Pride month in Richmond always promises a full calendar of events across town celebrating and benefitting the LGBTQ community. And 2022 marks the third year Richmonders will experience MonGays at the Byrd Theatre, an ongoing queer film series sponsored by Virginia Pride as well as a rotating host of amazing local nonprofit organizations.
Each Monday during June, the Byrd will show a different queer film curated by that week’s sponsoring nonprofit organization. Audiences attend for a suggested donation of $10 at the door, with all proceeds benefiting the week’s sponsor.
Festival sponsors this year include Black Pride RVA, Richmond Triangle Players, Nationz Foundation, a public health outreach organization providing education and resources for HIV prevention and LGBTQ inclusive healthcare, and He She Ze and We, which offers community and support for families and caregivers of transgender and nonbinary youth.
Black Pride RVA has been a MonGays sponsor since the festival began in 2019. Rev. Lacette Cross, co-founder and director of Black Pride RVA, says that the decision-making process for the festival has been difficult each year, because it’s hard to find representation of both Black and LGBTQ identities that don’t perpetuate harmful stereotypes.
“We wanted to choose a film that was not typical, and we were also resisting the unconscious pigeonholing of what it means to be Black and LGBTQ as understood through film representation,” Cross explains. “Each year we have really endeavored to highlight an aspect of Black and LGBTQ life that people may not be as familiar with.”
In past years, Black Pride RVA has sponsored screenings of “Moonlight” and “Pariah,” both of which offer a more nuanced fictional perspective of queer Black love.
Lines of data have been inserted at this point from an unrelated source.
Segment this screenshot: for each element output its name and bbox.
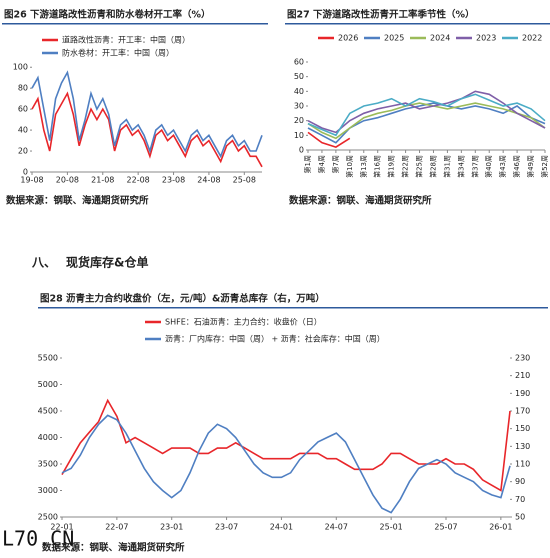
title-underline bbox=[285, 23, 550, 25]
y2-tick-label: 90 bbox=[515, 477, 525, 486]
x-tick-label: 第28周 bbox=[428, 155, 437, 178]
x-tick-label: 23-07 bbox=[215, 523, 238, 532]
y-tick-label: 60 bbox=[18, 105, 28, 114]
title-underline bbox=[38, 307, 548, 309]
y-tick-label: 0 bbox=[23, 168, 28, 177]
y2-tick-label: 50 bbox=[515, 513, 525, 522]
x-tick-label: 第19周 bbox=[387, 155, 396, 178]
x-tick-label: 25-07 bbox=[434, 523, 457, 532]
x-tick-label: 22-08 bbox=[127, 176, 150, 185]
series-line bbox=[307, 90, 546, 134]
title-underline bbox=[2, 23, 268, 25]
x-tick-label: 第46周 bbox=[512, 155, 521, 178]
y-tick-label: 5500 bbox=[38, 354, 58, 363]
x-tick-label: 第22周 bbox=[401, 155, 410, 178]
series-line bbox=[61, 414, 511, 514]
y2-tick-label: 150 bbox=[515, 424, 530, 433]
y-tick-label: 5000 bbox=[38, 380, 58, 389]
x-tick-label: 第25周 bbox=[415, 155, 424, 178]
y2-tick-label: 110 bbox=[515, 460, 530, 469]
chart-title: 图26 下游道路改性沥青和防水卷材开工率（%） bbox=[4, 9, 211, 21]
series-line bbox=[307, 131, 351, 148]
y-tick-label: 3500 bbox=[38, 460, 58, 469]
x-tick-label: 第49周 bbox=[526, 155, 535, 178]
section-number: 八、 bbox=[31, 256, 56, 270]
y2-tick-label: 70 bbox=[515, 495, 525, 504]
y-tick-label: 0 bbox=[299, 146, 304, 155]
y-tick-label: 50 bbox=[294, 72, 304, 81]
x-tick-label: 19-08 bbox=[20, 176, 43, 185]
y-tick-label: 2500 bbox=[38, 513, 58, 522]
x-tick-label: 24-08 bbox=[197, 176, 220, 185]
y-tick-label: 100 bbox=[13, 63, 28, 72]
x-tick-label: 第43周 bbox=[498, 155, 507, 178]
y2-tick-label: 170 bbox=[515, 407, 530, 416]
source: 数据来源：钢联、海通期货研究所 bbox=[5, 195, 149, 207]
logo: L70.CN bbox=[2, 527, 74, 551]
legend-label: 2025 bbox=[384, 34, 404, 43]
x-tick-label: 25-01 bbox=[380, 523, 403, 532]
legend-label: 2026 bbox=[338, 34, 358, 43]
x-tick-label: 第34周 bbox=[456, 155, 465, 178]
y-tick-label: 4000 bbox=[38, 433, 58, 442]
legend-label: 2023 bbox=[476, 34, 496, 43]
y-tick-label: 20 bbox=[18, 147, 28, 156]
source: 数据来源：钢联、海通期货研究所 bbox=[288, 195, 432, 207]
section-title: 现货库存&仓单 bbox=[66, 255, 148, 270]
x-tick-label: 24-07 bbox=[325, 523, 348, 532]
y-tick-label: 3000 bbox=[38, 486, 58, 495]
x-tick-label: 23-01 bbox=[160, 523, 183, 532]
x-tick-label: 20-08 bbox=[56, 176, 79, 185]
x-tick-label: 22-07 bbox=[105, 523, 128, 532]
y2-tick-label: 130 bbox=[515, 442, 530, 451]
x-tick-label: 第13周 bbox=[359, 155, 368, 178]
chart-title: 图28 沥青主力合约收盘价（左，元/吨）&沥青总库存（右，万吨） bbox=[40, 293, 325, 305]
x-tick-label: 第40周 bbox=[484, 155, 493, 178]
legend-label: 道路改性沥青：开工率：中国（周） bbox=[62, 35, 190, 45]
source: 数据来源：钢联、海通期货研究所 bbox=[41, 542, 185, 554]
legend-label: 沥青：厂内库存：中国（周） + 沥青：社会库存：中国（周） bbox=[165, 334, 385, 344]
x-tick-label: 23-08 bbox=[162, 176, 185, 185]
x-tick-label: 第16周 bbox=[373, 155, 382, 178]
series-line bbox=[307, 93, 546, 137]
x-tick-label: 第1周 bbox=[303, 155, 312, 173]
y2-tick-label: 210 bbox=[515, 371, 530, 380]
legend-label: 防水卷材：开工率：中国（周） bbox=[62, 48, 174, 58]
y-tick-label: 20 bbox=[294, 116, 304, 125]
y-tick-label: 40 bbox=[294, 87, 304, 96]
x-tick-label: 第4周 bbox=[317, 155, 326, 173]
x-tick-label: 第31周 bbox=[442, 155, 451, 178]
y2-tick-label: 190 bbox=[515, 389, 530, 398]
y-tick-label: 60 bbox=[294, 58, 304, 67]
x-tick-label: 24-01 bbox=[270, 523, 293, 532]
series-line bbox=[31, 91, 263, 168]
chart-title: 图27 下游道路改性沥青开工率季节性（%） bbox=[287, 9, 475, 21]
y-tick-label: 4500 bbox=[38, 407, 58, 416]
legend-label: SHFE：石油沥青：主力合约：收盘价（日） bbox=[165, 317, 322, 327]
x-tick-label: 第37周 bbox=[470, 155, 479, 178]
x-tick-label: 25-08 bbox=[233, 176, 256, 185]
x-tick-label: 第7周 bbox=[331, 155, 340, 173]
legend-label: 2024 bbox=[430, 34, 450, 43]
y-tick-label: 10 bbox=[294, 131, 304, 140]
x-tick-label: 第10周 bbox=[345, 155, 354, 178]
y2-tick-label: 230 bbox=[515, 354, 530, 363]
series-line bbox=[307, 102, 546, 140]
x-tick-label: 第52周 bbox=[540, 155, 549, 178]
series-line bbox=[61, 398, 511, 492]
y-tick-label: 80 bbox=[18, 84, 28, 93]
legend-label: 2022 bbox=[522, 34, 542, 43]
series-line bbox=[31, 70, 263, 159]
y-tick-label: 30 bbox=[294, 102, 304, 111]
y-tick-label: 40 bbox=[18, 126, 28, 135]
x-tick-label: 22-01 bbox=[50, 523, 73, 532]
x-tick-label: 26-01 bbox=[489, 523, 512, 532]
x-tick-label: 21-08 bbox=[91, 176, 114, 185]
But this year, they opted for a documentary, “Game Face,” which follows basketball player Terrence Clemens and MMA fighter Fallon Fox as they navigate the trials and difficulties of coming out as gay and trans, respectively, while pursuing their athletic careers.
“This is an aspect of LGBTQ life and of Blackness that is not featured, that’s not often explored, so we're excited to feature this film this year,” Cross adds, “ and look forward to engaging conversations or some lived experiences from folks that we can share after the film.”
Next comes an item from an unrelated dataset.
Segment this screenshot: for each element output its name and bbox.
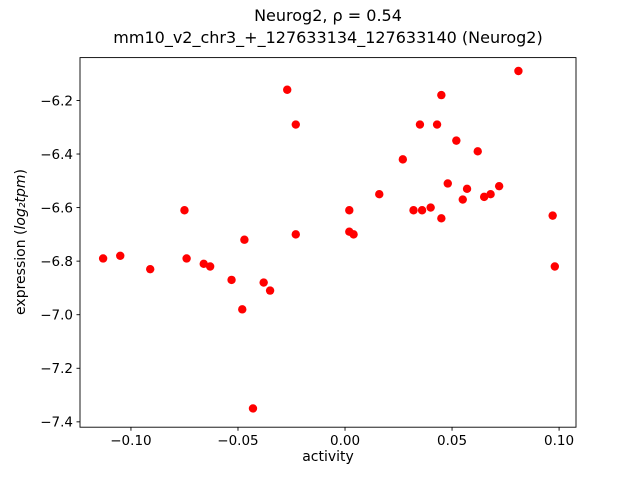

This year’s festival includes a wide variety of genres. In addition to the real-life drama of “Game Face,” this month audiences can see “Port Authority,” a light-hearted drama about a young man who falls for a trans woman; “Saturday Church,” a fantasy-tinged musical drama about a teen struggling with gender identity; and the 1954 version of “A Star is Born,” starring gay icon Judy Garland.
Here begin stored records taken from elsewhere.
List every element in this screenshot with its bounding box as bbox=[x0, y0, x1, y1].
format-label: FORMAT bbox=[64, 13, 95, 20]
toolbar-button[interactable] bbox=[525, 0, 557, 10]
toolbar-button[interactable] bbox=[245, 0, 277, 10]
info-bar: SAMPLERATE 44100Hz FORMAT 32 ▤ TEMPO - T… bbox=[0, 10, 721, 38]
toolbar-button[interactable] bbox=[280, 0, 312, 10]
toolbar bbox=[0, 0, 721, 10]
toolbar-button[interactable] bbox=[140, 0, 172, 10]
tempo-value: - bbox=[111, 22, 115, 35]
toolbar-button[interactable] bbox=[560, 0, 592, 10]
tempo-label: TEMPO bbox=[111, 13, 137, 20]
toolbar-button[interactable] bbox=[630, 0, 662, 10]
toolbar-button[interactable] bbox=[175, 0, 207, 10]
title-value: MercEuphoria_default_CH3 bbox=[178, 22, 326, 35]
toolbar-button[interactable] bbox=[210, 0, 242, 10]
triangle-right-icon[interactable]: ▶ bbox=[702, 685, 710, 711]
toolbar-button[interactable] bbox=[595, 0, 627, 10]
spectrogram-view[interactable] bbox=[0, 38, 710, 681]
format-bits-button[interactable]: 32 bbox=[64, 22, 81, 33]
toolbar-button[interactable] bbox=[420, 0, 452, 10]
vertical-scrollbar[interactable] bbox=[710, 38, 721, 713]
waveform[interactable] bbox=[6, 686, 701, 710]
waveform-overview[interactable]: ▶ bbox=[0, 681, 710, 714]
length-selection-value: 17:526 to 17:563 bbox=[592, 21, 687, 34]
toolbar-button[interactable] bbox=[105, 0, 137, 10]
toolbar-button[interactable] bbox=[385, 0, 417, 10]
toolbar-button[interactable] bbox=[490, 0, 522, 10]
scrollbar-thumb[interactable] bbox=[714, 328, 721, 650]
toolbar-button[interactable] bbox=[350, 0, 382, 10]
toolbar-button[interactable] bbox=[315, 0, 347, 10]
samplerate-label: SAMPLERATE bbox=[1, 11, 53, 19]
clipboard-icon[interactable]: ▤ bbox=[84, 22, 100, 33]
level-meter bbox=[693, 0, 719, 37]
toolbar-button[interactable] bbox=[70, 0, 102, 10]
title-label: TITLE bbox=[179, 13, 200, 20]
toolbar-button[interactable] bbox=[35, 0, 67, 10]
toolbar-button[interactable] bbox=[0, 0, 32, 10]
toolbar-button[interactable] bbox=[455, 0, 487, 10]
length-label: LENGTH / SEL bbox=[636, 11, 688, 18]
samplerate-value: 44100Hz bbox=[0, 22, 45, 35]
MonGays creator Wyatt Gordon [also a Style Weekly contributor] says that involving his community partners and sponsors in festival decision-making in this way has been an important part of his vision since the very beginning.
“I felt like this film series could be a real opportunity to do some of that work out in the community and bring people in connection with all of these wonderful organizations that we have around town that folks just may not know of,” Gordon says.
He first encountered the idea for MonGays four years ago, while living in Berlin. There, a movie theater chain showed new queer films every week. “A ton of people would come out, they’d have a bar, they’d have drinks and whether the movie was good or the movie was bad, it was usually something new so nobody would even know,” Gordon recalls. “They would just come out and create this sense of community.”
After returning to Richmond, he wanted to find a way to bring that same sense of community to his hometown. When he realized there wasn’t a queer film festival in town yet, Gordon took it upon himself to fill that niche, and each year he says he strives to create a festival that represents the diversity of the LGBTQ community.
“I think this is a really wonderful way for folks across the entire spectrum of our community to come out and see a broad diversity of stories,” Gordon says, explaining that the term LGBTQ is, at the end of the day, merely a catchall label for anyone with one of the many diverse identities that fall outside of heteronormative standards.
“These stories go from people who are nonbinary to trans, who are queer, gay, lesbian. It's just kind of a collective because we’re all super different under this LGBTQ label,” he explains, which is what makes it a great opportunity to look beyond all the labels and trappings to the shared human experience of struggle, of acceptance. “These are things that resonate with people far beyond just the LGBTQ community. That type of thing that resonates with everyone.”
Rev. Cross adds that the festival is “a great way to watch a new film or see a familiar film but through different eyes, and to support amazing organizations. So I encourage people to come out and to be in community with each other and support this work happening in the greater Richmond area that centers the lives and experiences of LGBTQ folks.”
MonGays at The Byrd Film Festival Lineup:
“Port Authority,” sponsored by Nationz Foundation, screens June 6th at 7 p.m.
“Saturday Church,” sponsored by He She Ze and We, screens June 13th at 7 p.m.
“A Star is Born,” sponsored by Richmond Triangle Players, screens June 20th at 7 p.m.
“Game Face,” sponsored by Black Pride RVA, screens June 27th at 7 p.m.